Every year, between 36 and 81 people per 100 000—approximately 60 000 people—are estimated to experience an out-of-hospital cardiac arrest (OHCA) in the UK (Noc et al, 2014). Despite a constantly developing healthcare system, the response to and treatment of OHCA have produced consistently poor outcomes in the UK, with an average survival-to-discharge rate of 7–8% (OHCA Steering Group, 2017). While an OHCA may have been previously considered an unequivocally fatal event (Nolan et al, 2012), advances in prehospital and in-hospital experience and capabilities (Noc et al, 2014) mean that, in some instances, long-term patient survival with good neurological function is possible (Nolan et al, 2012; von Vopelius-Feldt et al, 2016).

Despite the introduction of a ‘chain of survival’ concept in recent years, and subsequent developments and improvements made to the first three elements (early recognition and call for help, early cardiopulmonary resuscitation (CPR) and early defibrillation), overall survival-to-discharge rate continues to be approximately 10% on average (Søreide and Busch, 2016); this is further supported by data collected by NHS England (Figure 1) (Keay, 2019).

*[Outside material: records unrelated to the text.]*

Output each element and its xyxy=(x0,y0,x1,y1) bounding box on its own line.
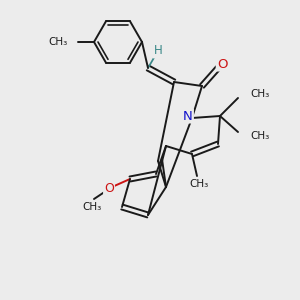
Text: N: N xyxy=(183,110,193,122)
Text: O: O xyxy=(104,182,114,196)
Text: O: O xyxy=(217,58,227,70)
Text: CH₃: CH₃ xyxy=(49,37,68,47)
Text: CH₃: CH₃ xyxy=(250,89,269,99)
Text: CH₃: CH₃ xyxy=(189,179,208,189)
Text: CH₃: CH₃ xyxy=(82,202,102,212)
Text: CH₃: CH₃ xyxy=(250,131,269,141)
Text: H: H xyxy=(154,44,162,58)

Nevertheless, the chain of survival approach has led to significant changes in local communities, through engagement, awareness and teaching sessions. Furthermore, an increase in community public access defibrillator (cPAD) availability has resulted in significant improvements to the national rate of return of spontaneous circulation (ROSC) outcomes (Nolan et al, 2015a), despite socioeconomic, cultural, administrative and behavioural challenges (Kim et al, 2017).